I was trying out the examples from the Coq documentation Software Foundations (http://www.cis.upenn.edu/~bcpierce/sf/current/Induction.html#lab40) when I noticed that to solve the example give in the link:

Theorem andb_true_elim1 : ∀b c : bool,
  andb b c = true → b = true.
Proof.
  intros b c H.
  destruct b.
  Case "b = true". (* <----- here *)
    reflexivity.
  Case "b = false". (* <---- and here *)
    rewrite ← H.
    reflexivity.
Qed.

we are destructing b which appears on the left of c for "andb". However to do the exercise that follows in the book i.e.

Theorem andb_true_elim2 : ∀b c : bool,
  andb b c = true → c = true.
Proof.
  (* FILL IN HERE *) Admitted.

I found the same method does not help. "reflexivity" did not help which I assume is due to the position of 'b' in the subgoal. Eventually I completed the proof in the following manner:

Theorem andb_true_elim2 : forall b c:bool,
andb b c = true -> c = true.
Proof.
intros b c H.
destruct c.
Case "c=true".
reflexivity.
Case "c=false".
rewrite <- H.
destruct b.
reflexivity.
reflexivity.
Qed.

Can someone explain why the above code worked and the following dint?

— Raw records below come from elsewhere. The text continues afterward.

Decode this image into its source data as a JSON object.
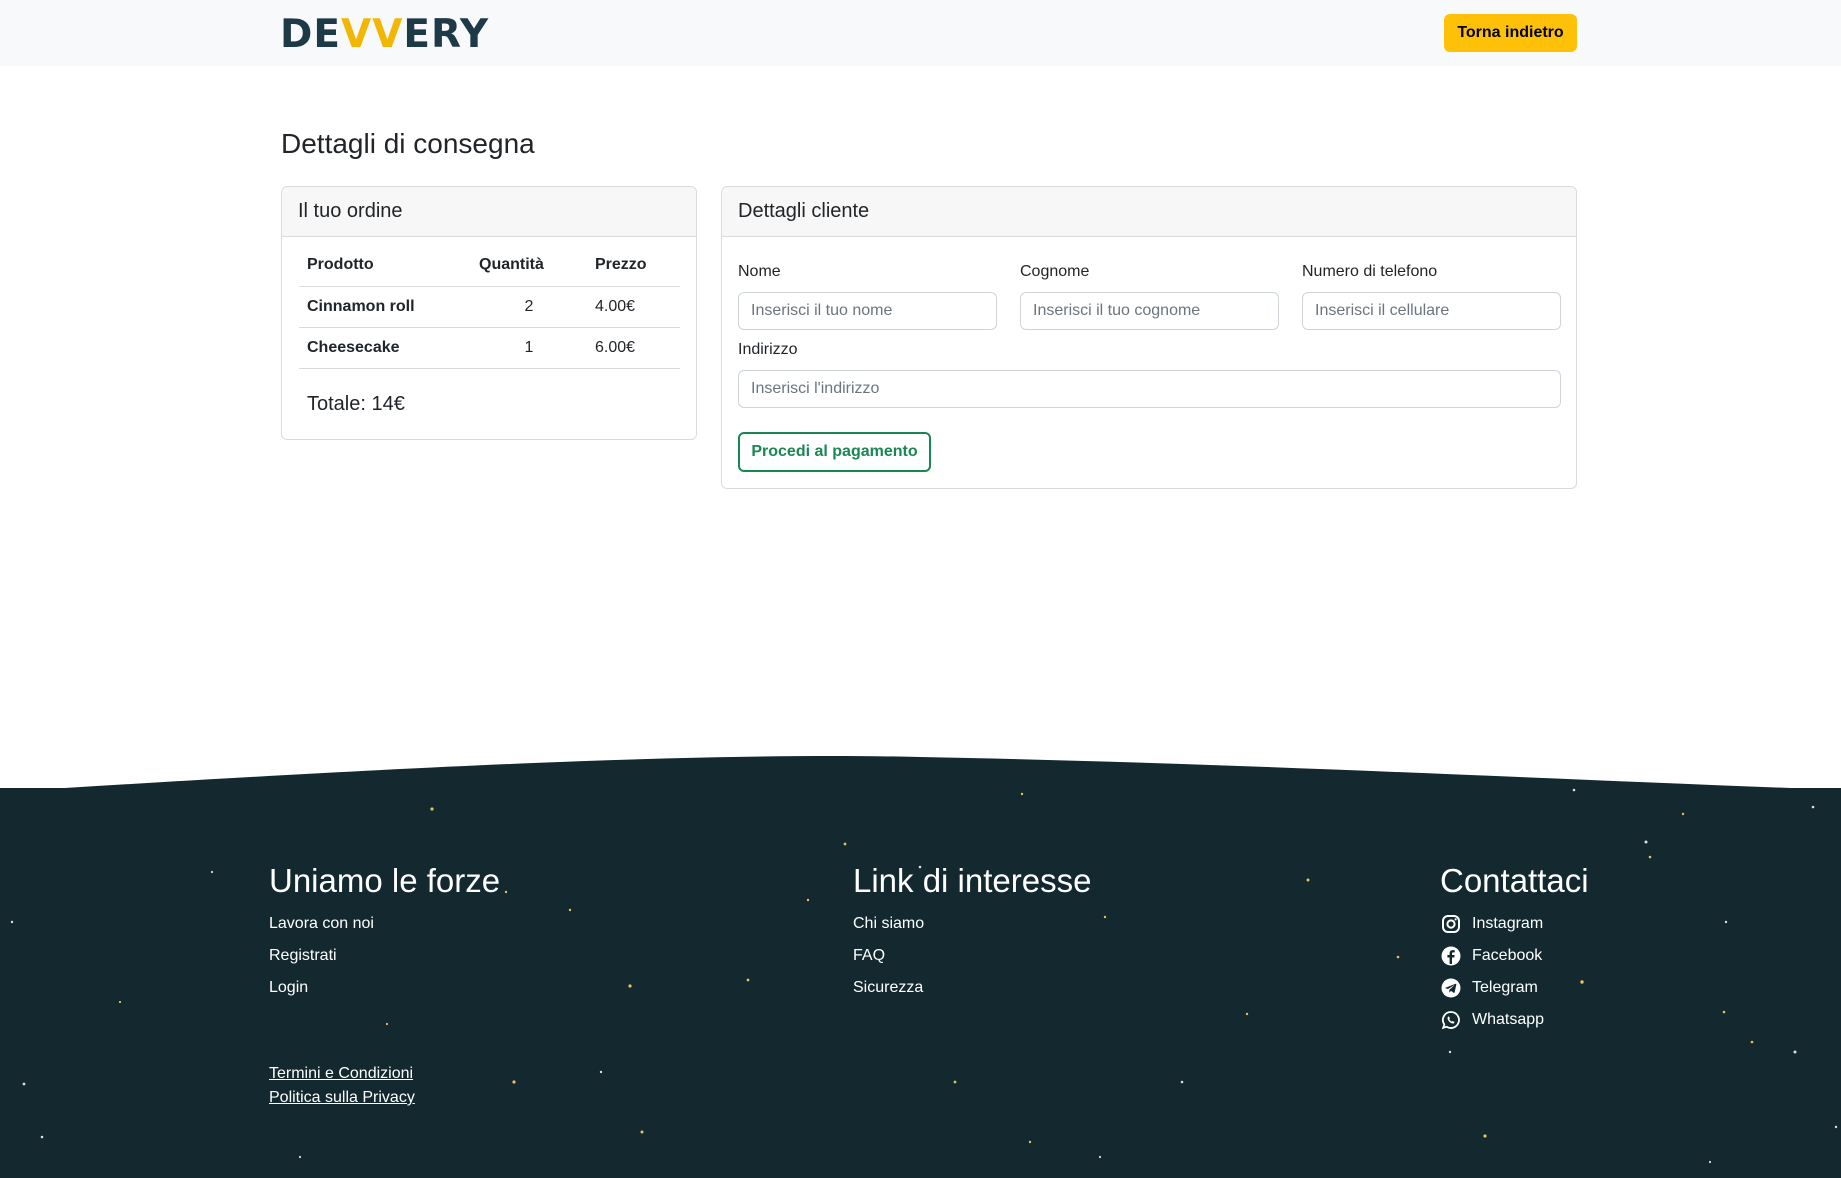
{
  "navbar": {
    "logo_pre": "DE",
    "logo_accent": "VV",
    "logo_post": "ERY",
    "back_label": "Torna indietro"
  },
  "page": {
    "title": "Dettagli di consegna"
  },
  "order": {
    "header": "Il tuo ordine",
    "columns": [
      "Prodotto",
      "Quantità",
      "Prezzo"
    ],
    "rows": [
      {
        "product": "Cinnamon roll",
        "qty": "2",
        "price": "4.00€"
      },
      {
        "product": "Cheesecake",
        "qty": "1",
        "price": "6.00€"
      }
    ],
    "total": "Totale: 14€"
  },
  "client": {
    "header": "Dettagli cliente",
    "name_label": "Nome",
    "name_placeholder": "Inserisci il tuo nome",
    "surname_label": "Cognome",
    "surname_placeholder": "Inserisci il tuo cognome",
    "phone_label": "Numero di telefono",
    "phone_placeholder": "Inserisci il cellulare",
    "address_label": "Indirizzo",
    "address_placeholder": "Inserisci l'indirizzo",
    "submit_label": "Procedi al pagamento"
  },
  "footer": {
    "col1": {
      "heading": "Uniamo le forze",
      "links": [
        "Lavora con noi",
        "Registrati",
        "Login"
      ]
    },
    "col2": {
      "heading": "Link di interesse",
      "links": [
        "Chi siamo",
        "FAQ",
        "Sicurezza"
      ]
    },
    "col3": {
      "heading": "Contattaci",
      "links": [
        {
          "label": "Instagram",
          "icon": "instagram-icon"
        },
        {
          "label": "Facebook",
          "icon": "facebook-icon"
        },
        {
          "label": "Telegram",
          "icon": "telegram-icon"
        },
        {
          "label": "Whatsapp",
          "icon": "whatsapp-icon"
        }
      ]
    },
    "legal": [
      "Termini e Condizioni",
      "Politica sulla Privacy"
    ]
  },
  "colors": {
    "accent": "#ffc107",
    "brand_dark": "#1e3a46",
    "footer_bg": "#13282f",
    "success": "#198754"
  }
}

Theorem andb_true_elim2 : forall b c:bool,
andb b c = true -> c = true.
Proof.
intros b c H.
destruct c.
Case "c=true".
reflexivity.
Case "c=false".
rewrite <- H.
reflexivity.

Answer 1

The reason the last proof doesn't work is the way andb defined and the way Coq simplifies such definitions (reflexivity performs some simplifications in the goal).

Here is the definition of andb in Coq.

Definition andb (b1 b2:bool) : bool := if b1 then b2 else false.

Notice that we make decision basing on the first parameter. So, when you use destruct on the first argument and then use reflexivity, you allow Coq to reduce andb b c (to false or to c).

Because of the unsymmetrical definition of andb, case analysis on the second argument doesn't work, since Coq can't reduce the if expression in the function's body.